Tuesday, September 22, 2009

Italian Comic Book Movie Jazz


Italians love their fumetti neri or Italian crime, mystery or spy comic book anti-heroes. Diabolik, Satanik and Kriminal are among the most famous, and each was translated to film during the 1960s.

Roberto Pregadio and Romano Mussolini’s Kriminal (’66) features a swinging beat jazz theme — heard in two instrumental versions. There are other similarly styled tracks, featuring chugging rhythm guitar and bass with organ or horns and crisp drumming. Other jazzy tracks offer intrigue, sex appeal and action, occasionally taking a lush lounge approach. The intrigue numbers sound like Barry’s music for Thunderball, which was released a year earlier, but overall the music can be described as noir crime jazz.



Pregadio and Mussolini also provided a jazz score for Satanik (’68), Piero Vivarelli's flick about an old hag who drinks a youth potion that turns her into a hot chick (Magda Konopka) known as "Satanik." Unlike the movie, the Satanik score does not disappoint. By turns jazzy, loungy, psychedelic, suspenseful, bluesy and Latinesque, Pregadio and Mussolini keep the listener guessing what's next.

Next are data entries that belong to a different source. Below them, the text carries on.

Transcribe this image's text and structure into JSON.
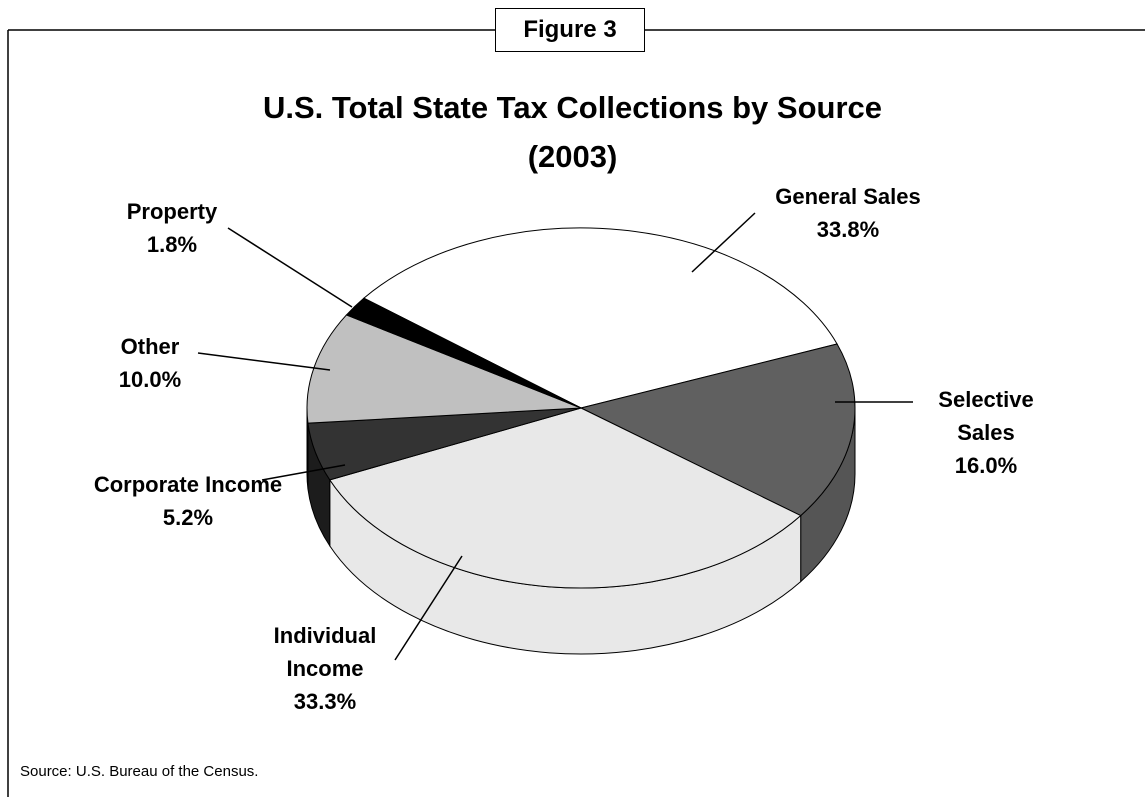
{
  "figure_label": "Figure 3",
  "source": "Source:  U.S. Bureau of the Census.",
  "chart_data": {
    "type": "pie",
    "title": "U.S. Total State Tax Collections by Source",
    "subtitle": "(2003)",
    "categories": [
      "General Sales",
      "Selective Sales",
      "Individual Income",
      "Corporate Income",
      "Other",
      "Property"
    ],
    "values": [
      33.8,
      16.0,
      33.3,
      5.2,
      10.0,
      1.8
    ],
    "value_labels": [
      "33.8%",
      "16.0%",
      "33.3%",
      "5.2%",
      "10.0%",
      "1.8%"
    ],
    "colors": [
      "#ffffff",
      "#606060",
      "#e8e8e8",
      "#333333",
      "#c0c0c0",
      "#000000"
    ]
  }
}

Better than both is Ennio Morricone’s psycho beat score for Danger Diabolik (’67), orchestrated by the composer’s frequent collaborator Bruno Nicolai. It features wild electronic abstractions, avant-garde trumpet solos, mystical sitar-laden intrigue cues and surf rock guitar-driven action cues that rival Neal Hefti’s “Batman” theme. The music electrifyingly complements the comic book dynamism of Mario Bava’s wildly colorful film, making Diabolik one of the essential crime soundtracks of the period.